This is not uncommon. The OIG has tasked all CMS contractors to pay attention to EMR generated documents and the associated bills, but of course the contractors can't know who is documenting inappropriately, what software, or even if the documentation represents the service. Look at the OIG work list for the past several years. This is addressed frequently, so at some point, surgical centers and their physicians will be looked at. It's up to coders to help educate our providers about how risky this can be.
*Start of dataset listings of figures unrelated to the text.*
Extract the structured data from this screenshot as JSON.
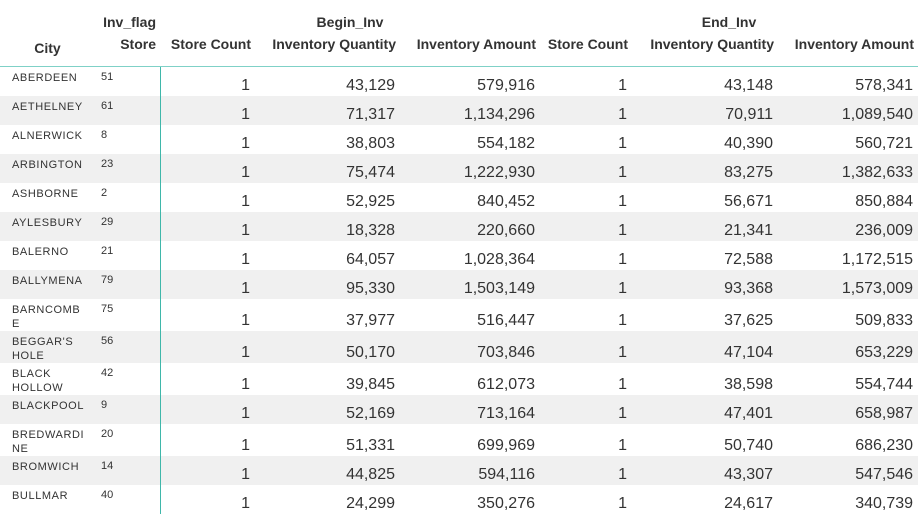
{
  "header": {
    "city": "City",
    "inv_flag": "Inv_flag",
    "store": "Store",
    "groups": [
      "Begin_Inv",
      "End_Inv"
    ],
    "columns": [
      "Store Count",
      "Inventory Quantity",
      "Inventory Amount"
    ]
  },
  "table": {
    "rows": [
      [
        "ABERDEEN",
        "51",
        "1",
        "43,129",
        "579,916",
        "1",
        "43,148",
        "578,341"
      ],
      [
        "AETHELNEY",
        "61",
        "1",
        "71,317",
        "1,134,296",
        "1",
        "70,911",
        "1,089,540"
      ],
      [
        "ALNERWICK",
        "8",
        "1",
        "38,803",
        "554,182",
        "1",
        "40,390",
        "560,721"
      ],
      [
        "ARBINGTON",
        "23",
        "1",
        "75,474",
        "1,222,930",
        "1",
        "83,275",
        "1,382,633"
      ],
      [
        "ASHBORNE",
        "2",
        "1",
        "52,925",
        "840,452",
        "1",
        "56,671",
        "850,884"
      ],
      [
        "AYLESBURY",
        "29",
        "1",
        "18,328",
        "220,660",
        "1",
        "21,341",
        "236,009"
      ],
      [
        "BALERNO",
        "21",
        "1",
        "64,057",
        "1,028,364",
        "1",
        "72,588",
        "1,172,515"
      ],
      [
        "BALLYMENA",
        "79",
        "1",
        "95,330",
        "1,503,149",
        "1",
        "93,368",
        "1,573,009"
      ],
      [
        "BARNCOMBE",
        "75",
        "1",
        "37,977",
        "516,447",
        "1",
        "37,625",
        "509,833"
      ],
      [
        "BEGGAR'S HOLE",
        "56",
        "1",
        "50,170",
        "703,846",
        "1",
        "47,104",
        "653,229"
      ],
      [
        "BLACK HOLLOW",
        "42",
        "1",
        "39,845",
        "612,073",
        "1",
        "38,598",
        "554,744"
      ],
      [
        "BLACKPOOL",
        "9",
        "1",
        "52,169",
        "713,164",
        "1",
        "47,401",
        "658,987"
      ],
      [
        "BREDWARDINE",
        "20",
        "1",
        "51,331",
        "699,969",
        "1",
        "50,740",
        "686,230"
      ],
      [
        "BROMWICH",
        "14",
        "1",
        "44,825",
        "594,116",
        "1",
        "43,307",
        "547,546"
      ],
      [
        "BULLMAR",
        "40",
        "1",
        "24,299",
        "350,276",
        "1",
        "24,617",
        "340,739"
      ]
    ]
  }
}
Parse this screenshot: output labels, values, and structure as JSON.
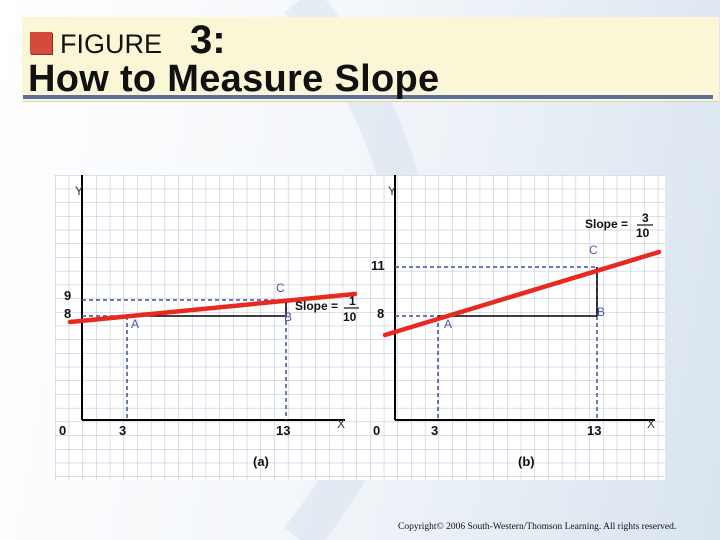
{
  "header": {
    "figure_label": "FIGURE",
    "figure_number": "3:",
    "title": "How to Measure Slope"
  },
  "panel_a": {
    "caption": "(a)",
    "y_axis_label": "Y",
    "x_axis_label": "X",
    "origin_label": "0",
    "y_ticks": [
      "9",
      "8"
    ],
    "x_ticks": [
      "3",
      "13"
    ],
    "point_a": "A",
    "point_b": "B",
    "point_c": "C",
    "slope_text": "Slope =",
    "slope_num": "1",
    "slope_den": "10"
  },
  "panel_b": {
    "caption": "(b)",
    "y_axis_label": "Y",
    "x_axis_label": "X",
    "origin_label": "0",
    "y_ticks": [
      "11",
      "8"
    ],
    "x_ticks": [
      "3",
      "13"
    ],
    "point_a": "A",
    "point_b": "B",
    "point_c": "C",
    "slope_text": "Slope =",
    "slope_num": "3",
    "slope_den": "10"
  },
  "footer": {
    "copyright": "Copyright© 2006 South-Western/Thomson Learning. All rights reserved."
  },
  "colors": {
    "line": "#e8291f",
    "dashed": "#3f4fa0",
    "grid": "#b8bfd6",
    "title_bg": "#fbf7d6",
    "title_accent": "#d44b3b"
  }
}
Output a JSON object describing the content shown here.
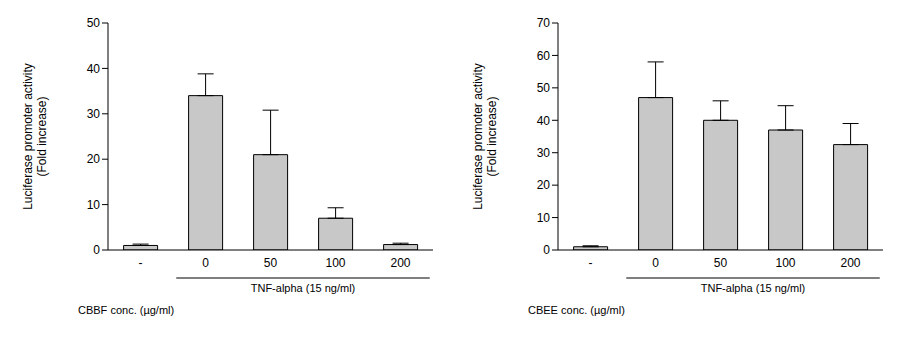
{
  "chart_data": [
    {
      "type": "bar",
      "categories": [
        "-",
        "0",
        "50",
        "100",
        "200"
      ],
      "values": [
        1,
        34,
        21,
        7,
        1.2
      ],
      "errors": [
        0.3,
        4.8,
        9.8,
        2.3,
        0.3
      ],
      "color": "#c8c8c8",
      "ylim": [
        0,
        50
      ],
      "yticks": [
        0,
        10,
        20,
        30,
        40,
        50
      ],
      "ylabel": "Luciferase promoter activity\n(Fold increase)",
      "xlabel": "CBBF conc. (µg/ml)",
      "annotation": {
        "text": "TNF-alpha  (15 ng/ml)",
        "categories": [
          "0",
          "50",
          "100",
          "200"
        ]
      }
    },
    {
      "type": "bar",
      "categories": [
        "-",
        "0",
        "50",
        "100",
        "200"
      ],
      "values": [
        1,
        47,
        40,
        37,
        32.5
      ],
      "errors": [
        0.3,
        11,
        6,
        7.5,
        6.5
      ],
      "color": "#c8c8c8",
      "ylim": [
        0,
        70
      ],
      "yticks": [
        0,
        10,
        20,
        30,
        40,
        50,
        60,
        70
      ],
      "ylabel": "Luciferase promoter activity\n(Fold increase)",
      "xlabel": "CBEE conc. (µg/ml)",
      "annotation": {
        "text": "TNF-alpha  (15 ng/ml)",
        "categories": [
          "0",
          "50",
          "100",
          "200"
        ]
      }
    }
  ]
}
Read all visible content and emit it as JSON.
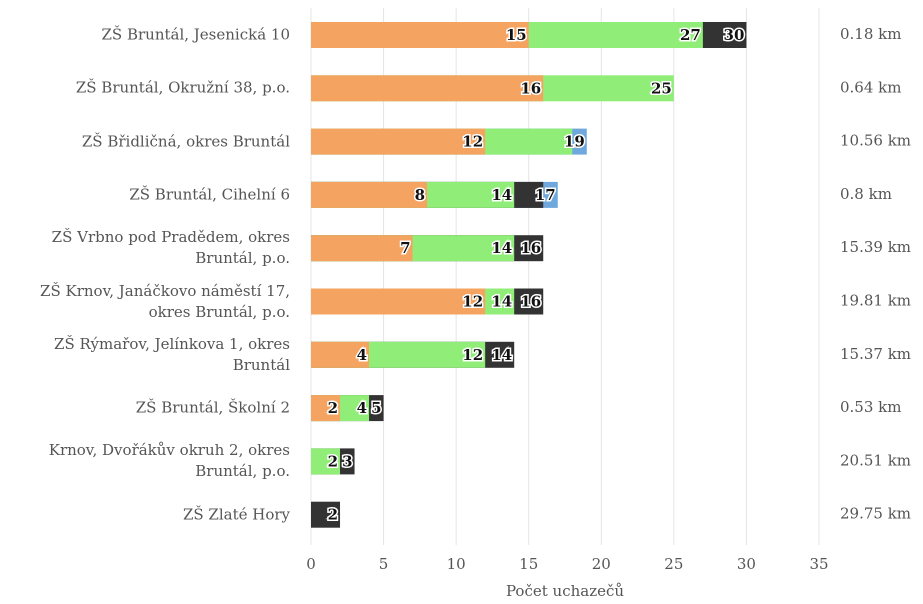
{
  "chart_data": {
    "type": "bar",
    "orientation": "horizontal",
    "overlap": true,
    "x_label": "Počet uchazečů",
    "categories": [
      "ZŠ Bruntál, Jesenická 10",
      "ZŠ Bruntál, Okružní 38, p.o.",
      "ZŠ Břidličná, okres Bruntál",
      "ZŠ Bruntál, Cihelní 6",
      "ZŠ Vrbno pod Pradědem, okres\nBruntál, p.o.",
      "ZŠ Krnov, Janáčkovo náměstí 17,\nokres Bruntál, p.o.",
      "ZŠ Rýmařov, Jelínkova 1, okres\nBruntál",
      "ZŠ Bruntál, Školní 2",
      "Krnov, Dvořákův okruh 2, okres\nBruntál, p.o.",
      "ZŠ Zlaté Hory"
    ],
    "distances": [
      "0.18 km",
      "0.64 km",
      "10.56 km",
      "0.8 km",
      "15.39 km",
      "19.81 km",
      "15.37 km",
      "0.53 km",
      "20.51 km",
      "29.75 km"
    ],
    "series": [
      {
        "color": "#6fa8dc",
        "values": [
          null,
          null,
          19,
          17,
          null,
          null,
          null,
          null,
          null,
          null
        ]
      },
      {
        "color": "#333333",
        "values": [
          30,
          null,
          null,
          16,
          16,
          16,
          14,
          5,
          3,
          2
        ],
        "value_labels": [
          "30",
          null,
          null,
          null,
          "16",
          "16",
          "14",
          "5",
          "3",
          "2"
        ]
      },
      {
        "color": "#90ee78",
        "values": [
          27,
          25,
          18,
          14,
          14,
          14,
          12,
          4,
          2,
          null
        ],
        "value_labels": [
          "27",
          "25",
          null,
          "14",
          "14",
          "14",
          "12",
          "4",
          "2",
          null
        ]
      },
      {
        "color": "#f4a460",
        "values": [
          15,
          16,
          12,
          8,
          7,
          12,
          4,
          2,
          null,
          null
        ]
      }
    ],
    "xlim": [
      0,
      35
    ],
    "xticks": [
      0,
      5,
      10,
      15,
      20,
      25,
      30,
      35
    ],
    "grid": true
  }
}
I'd sit down with your provider and point out any discrepancies, examples of cloning (where every patient's chart looks the same), and blatant errors (this never happened....) and let them know that that is both a compliance issue and a patient care issue. Offer to assist in auditing his documentation within the software and work with the software analysts to make sure that each patient's note represents exactly what happed in the operative session. Then point out that when he signs off on the documentation, he is authenticating under the scope of his license, that the report is valid and accurate, and that he's placing himself at risk if there should be a payer audit, a patient complaint (where the patient recognized that certain things weren't done and complains to the insurance company) or an audit of the surgical center where he performs his surgeries, because they are billing out their surgical services using the same bogus note.
I encourage you to do this in a helpful and non-judgmental manner, because most of the time physicians don't even realize this is an issue. They're all busy, and when the software companies tell them that the documentation practically does it for them, they're all happy about that--then of course, we tell them otherwise. Good luck with this.